En 2022, les médicaments pourraient être distribués à l'unité

1,5 KG
Chaque année en moyenne, un Français jette 1,5 kg de médicaments.

D'ici 2022, les pharmaciens pourraient délivrer les médicaments à l'unité. Une mesure désormais inscrite dans le projet de loi contre le gaspillage, qui pourrait cependant poser des problèmes au pharmacien.

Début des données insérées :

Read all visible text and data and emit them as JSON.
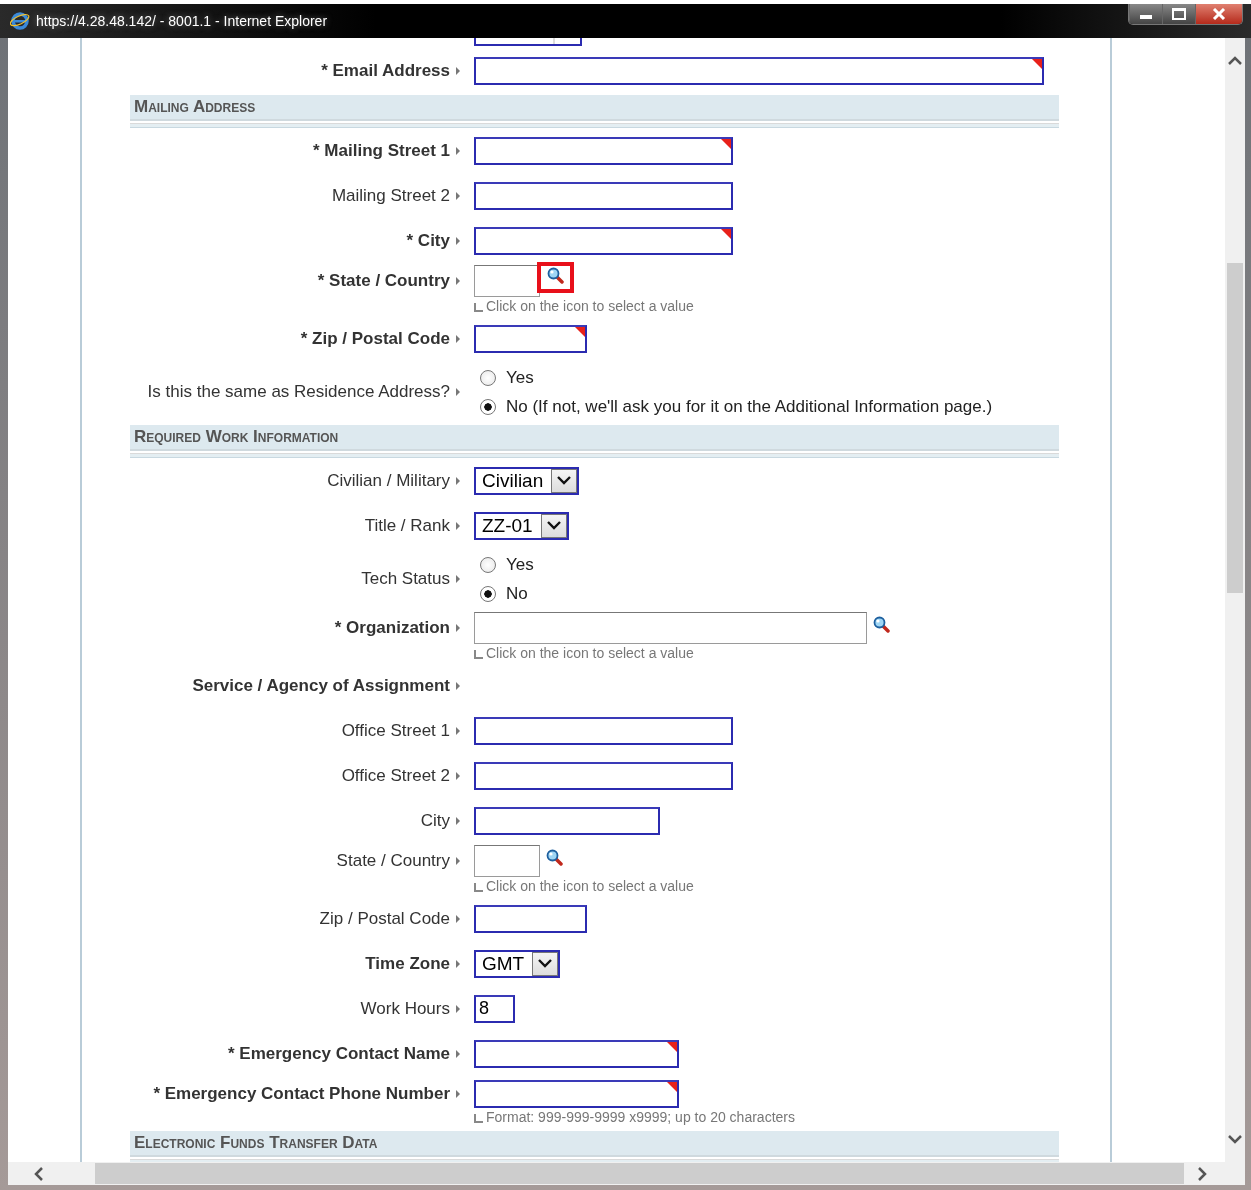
{
  "window": {
    "title": "https://4.28.48.142/ - 8001.1 - Internet Explorer"
  },
  "form": {
    "rows": [
      {
        "kind": "partial"
      },
      {
        "kind": "text",
        "label": "* Email Address",
        "bold": true,
        "field": {
          "kind": "xlarge"
        },
        "flagged": true
      },
      {
        "kind": "section",
        "label": "Mailing Address"
      },
      {
        "kind": "text",
        "label": "* Mailing Street 1",
        "bold": true,
        "field": {
          "kind": "large"
        },
        "flagged": true
      },
      {
        "kind": "text",
        "label": "Mailing Street 2",
        "bold": false,
        "field": {
          "kind": "large"
        },
        "flagged": false
      },
      {
        "kind": "text",
        "label": "* City",
        "bold": true,
        "field": {
          "kind": "large"
        },
        "flagged": true
      },
      {
        "kind": "lookup",
        "label": "* State / Country",
        "bold": true,
        "field": {
          "kind": "mini"
        },
        "highlighted": true,
        "hint": "Click on the icon to select a value"
      },
      {
        "kind": "text",
        "label": "* Zip / Postal Code",
        "bold": true,
        "field": {
          "kind": "short"
        },
        "flagged": true
      },
      {
        "kind": "radio",
        "label": "Is this the same as Residence Address?",
        "bold": false,
        "options": [
          {
            "label": "Yes",
            "selected": false
          },
          {
            "label": "No (If not, we'll ask you for it on the Additional Information page.)",
            "selected": true
          }
        ]
      },
      {
        "kind": "section",
        "label": "Required Work Information"
      },
      {
        "kind": "select",
        "label": "Civilian / Military",
        "bold": false,
        "value": "Civilian"
      },
      {
        "kind": "select",
        "label": "Title / Rank",
        "bold": false,
        "value": "ZZ-01"
      },
      {
        "kind": "radio",
        "label": "Tech Status",
        "bold": false,
        "options": [
          {
            "label": "Yes",
            "selected": false
          },
          {
            "label": "No",
            "selected": true
          }
        ]
      },
      {
        "kind": "lookup",
        "label": "* Organization",
        "bold": true,
        "field": {
          "kind": "wide"
        },
        "highlighted": false,
        "hint": "Click on the icon to select a value"
      },
      {
        "kind": "label",
        "label": "Service / Agency of Assignment",
        "bold": true
      },
      {
        "kind": "text",
        "label": "Office Street 1",
        "bold": false,
        "field": {
          "kind": "large"
        },
        "flagged": false
      },
      {
        "kind": "text",
        "label": "Office Street 2",
        "bold": false,
        "field": {
          "kind": "large"
        },
        "flagged": false
      },
      {
        "kind": "text",
        "label": "City",
        "bold": false,
        "field": {
          "kind": "compact"
        },
        "flagged": false
      },
      {
        "kind": "lookup",
        "label": "State / Country",
        "bold": false,
        "field": {
          "kind": "mini"
        },
        "highlighted": false,
        "hint": "Click on the icon to select a value"
      },
      {
        "kind": "text",
        "label": "Zip / Postal Code",
        "bold": false,
        "field": {
          "kind": "short"
        },
        "flagged": false
      },
      {
        "kind": "select",
        "label": "Time Zone",
        "bold": true,
        "value": "GMT"
      },
      {
        "kind": "text",
        "label": "Work Hours",
        "bold": false,
        "field": {
          "kind": "tiny"
        },
        "flagged": false,
        "value": "8"
      },
      {
        "kind": "text",
        "label": "* Emergency Contact Name",
        "bold": true,
        "field": {
          "kind": "medium"
        },
        "flagged": true
      },
      {
        "kind": "text",
        "label": "* Emergency Contact Phone Number",
        "bold": true,
        "field": {
          "kind": "medium"
        },
        "flagged": true,
        "hint": "Format: 999-999-9999 x9999; up to 20 characters"
      },
      {
        "kind": "section",
        "label": "Electronic Funds Transfer Data"
      }
    ]
  }
}
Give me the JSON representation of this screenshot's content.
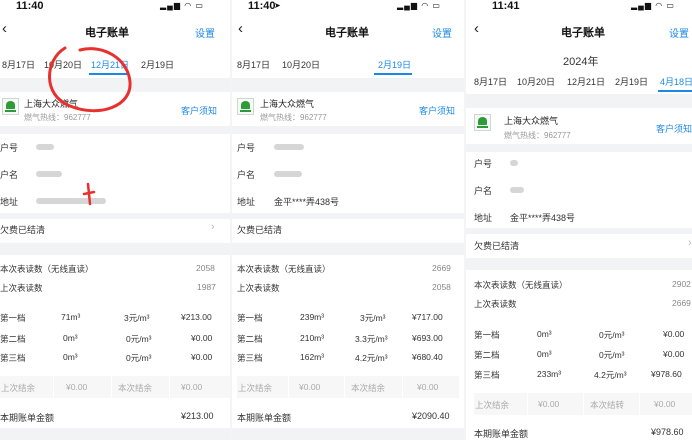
{
  "screens": [
    {
      "status_time": "11:40",
      "title": "电子账单",
      "settings": "设置",
      "tabs": [
        "8月17日",
        "10月20日",
        "12月21日",
        "2月19日"
      ],
      "active_tab": "12月21日",
      "company": "上海大众燃气",
      "hotline": "燃气热线：962777",
      "notice": "客户须知",
      "account_rows": [
        {
          "label": "户号",
          "value": ""
        },
        {
          "label": "户名",
          "value": ""
        },
        {
          "label": "地址",
          "value": ""
        }
      ],
      "arrears": "欠费已结清",
      "meter_current": {
        "label": "本次表读数（无线直读）",
        "value": "2058"
      },
      "meter_last": {
        "label": "上次表读数",
        "value": "1987"
      },
      "tiers": [
        {
          "name": "第一档",
          "usage": "71m³",
          "price": "3元/m³",
          "amount": "¥213.00"
        },
        {
          "name": "第二档",
          "usage": "0m³",
          "price": "0元/m³",
          "amount": "¥0.00"
        },
        {
          "name": "第三档",
          "usage": "0m³",
          "price": "0元/m³",
          "amount": "¥0.00"
        }
      ],
      "balances": [
        "上次结余",
        "¥0.00",
        "本次结余",
        "¥0.00"
      ],
      "total_label": "本期账单金额",
      "total_value": "¥213.00"
    },
    {
      "status_time": "11:40",
      "title": "电子账单",
      "settings": "设置",
      "tabs": [
        "8月17日",
        "10月20日",
        "2月19日"
      ],
      "active_tab": "2月19日",
      "company": "上海大众燃气",
      "hotline": "燃气热线：962777",
      "notice": "客户须知",
      "account_rows": [
        {
          "label": "户号",
          "value": ""
        },
        {
          "label": "户名",
          "value": ""
        },
        {
          "label": "地址",
          "value": "金平****弄438号"
        }
      ],
      "arrears": "欠费已结清",
      "meter_current": {
        "label": "本次表读数（无线直读）",
        "value": "2669"
      },
      "meter_last": {
        "label": "上次表读数",
        "value": "2058"
      },
      "tiers": [
        {
          "name": "第一档",
          "usage": "239m³",
          "price": "3元/m³",
          "amount": "¥717.00"
        },
        {
          "name": "第二档",
          "usage": "210m³",
          "price": "3.3元/m³",
          "amount": "¥693.00"
        },
        {
          "name": "第三档",
          "usage": "162m³",
          "price": "4.2元/m³",
          "amount": "¥680.40"
        }
      ],
      "balances": [
        "上次结余",
        "¥0.00",
        "本次结余",
        "¥0.00"
      ],
      "total_label": "本期账单金额",
      "total_value": "¥2090.40"
    },
    {
      "status_time": "11:41",
      "title": "电子账单",
      "settings": "设置",
      "year": "2024年",
      "tabs": [
        "8月17日",
        "10月20日",
        "12月21日",
        "2月19日",
        "4月18日"
      ],
      "active_tab": "4月18日",
      "company": "上海大众燃气",
      "hotline": "燃气热线：962777",
      "notice": "客户须知",
      "account_rows": [
        {
          "label": "户号",
          "value": ""
        },
        {
          "label": "户名",
          "value": ""
        },
        {
          "label": "地址",
          "value": "金平****弄438号"
        }
      ],
      "arrears": "欠费已结清",
      "meter_current": {
        "label": "本次表读数（无线直读）",
        "value": "2902"
      },
      "meter_last": {
        "label": "上次表读数",
        "value": "2669"
      },
      "tiers": [
        {
          "name": "第一档",
          "usage": "0m³",
          "price": "0元/m³",
          "amount": "¥0.00"
        },
        {
          "name": "第二档",
          "usage": "0m³",
          "price": "0元/m³",
          "amount": "¥0.00"
        },
        {
          "name": "第三档",
          "usage": "233m³",
          "price": "4.2元/m³",
          "amount": "¥978.60"
        }
      ],
      "balances": [
        "上次结余",
        "¥0.00",
        "本次结转",
        "¥0.00"
      ],
      "total_label": "本期账单金额",
      "total_value": "¥978.60"
    }
  ]
}
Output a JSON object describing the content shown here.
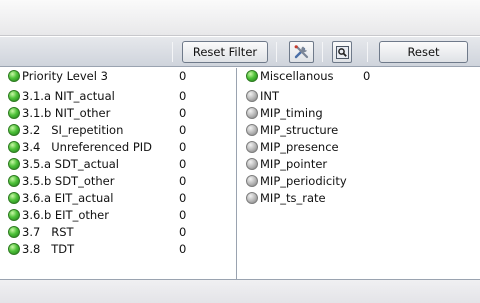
{
  "toolbar": {
    "reset_filter_label": "Reset Filter",
    "reset_label": "Reset",
    "tools_icon": "tools-icon",
    "zoom_icon": "zoom-icon"
  },
  "colors": {
    "status_ok": "#4fc23a",
    "status_inactive": "#b4b4b4",
    "toolbar_bg": "#d8dce2"
  },
  "left_list": {
    "header": {
      "label": "Priority Level 3",
      "count": "0",
      "status": "green"
    },
    "items": [
      {
        "label": "3.1.a NIT_actual",
        "count": "0",
        "status": "green"
      },
      {
        "label": "3.1.b NIT_other",
        "count": "0",
        "status": "green"
      },
      {
        "label": "3.2   SI_repetition",
        "count": "0",
        "status": "green"
      },
      {
        "label": "3.4   Unreferenced PID",
        "count": "0",
        "status": "green"
      },
      {
        "label": "3.5.a SDT_actual",
        "count": "0",
        "status": "green"
      },
      {
        "label": "3.5.b SDT_other",
        "count": "0",
        "status": "green"
      },
      {
        "label": "3.6.a EIT_actual",
        "count": "0",
        "status": "green"
      },
      {
        "label": "3.6.b EIT_other",
        "count": "0",
        "status": "green"
      },
      {
        "label": "3.7   RST",
        "count": "0",
        "status": "green"
      },
      {
        "label": "3.8   TDT",
        "count": "0",
        "status": "green"
      }
    ]
  },
  "right_list": {
    "header": {
      "label": "Miscellanous",
      "count": "0",
      "status": "green"
    },
    "items": [
      {
        "label": "INT",
        "status": "gray"
      },
      {
        "label": "MIP_timing",
        "status": "gray"
      },
      {
        "label": "MIP_structure",
        "status": "gray"
      },
      {
        "label": "MIP_presence",
        "status": "gray"
      },
      {
        "label": "MIP_pointer",
        "status": "gray"
      },
      {
        "label": "MIP_periodicity",
        "status": "gray"
      },
      {
        "label": "MIP_ts_rate",
        "status": "gray"
      }
    ]
  }
}
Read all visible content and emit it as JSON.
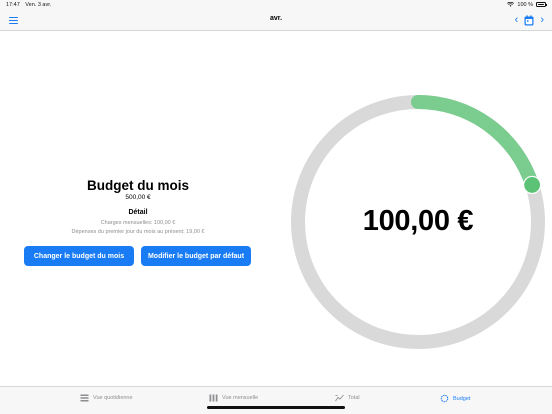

La mesure était une promesse du candidat Macron : le gouvernement a déposé et fait voter en première lecture un amendement sur la délivrance de médicaments à l'unité dans les pharmacies. Ce texte, ajouté à la loi contre le gaspillage actuellement en discussion à l'Assemblée nationale, dispose que « lorsque leur forme pharmaceutique le permet, la délivrance de certains médicaments en officine peut se faire à l'unité ». Cette mesure, si elle est adoptée définitivement, serait mise en œuvre au plus tard le 1er janvier 2022. Mais le gouvernement veut faire en sorte de rassurer les pharmaciens, c'est pourquoi le dispositif fera l'objet d'une concertation avec les professionnels.

Les pharmaciens inquiets

Il s'agit là d'une mesure « emblématique » de la lutte contre le gaspillage, a défendu Brune Poirson, la secrétaire d'État à la Transition écologique. Une mesure qui ne tombe pas du ciel : dans de nombreux pays en effet, les pharmacies délivrent les médicaments à l'unité sans que cela n'ait fait polémique. Malgré tout, le gouvernement a entendu les craintes des officines, qui se sont fait entendre tout le long de la semaine. Les décrets d'application seront précédés d'une concertation avec les parties prenantes, a souligné la secrétaire d'État.

Une expérimentation sur les antibiotiques

Brune Poirson a souligné que l'on ne partait pas d'une « page blanche ». Une expérimentation a en effet eu lieu pour les antibiotiques et visiblement sans soulever de polémique. Elle a également relevé que ce système de délivrance était entré dans les mœurs ailleurs. Le gouvernement entend de toutes manières limiter le dispositif à « quelques antibiotiques » dans un premier temps, pour lesquels l'intérêt d'une distribution à l'unité est « le plus évident ». De plus, le délai de l'amendement donne un peu de temps aux professionnels de la santé pour s'adapter.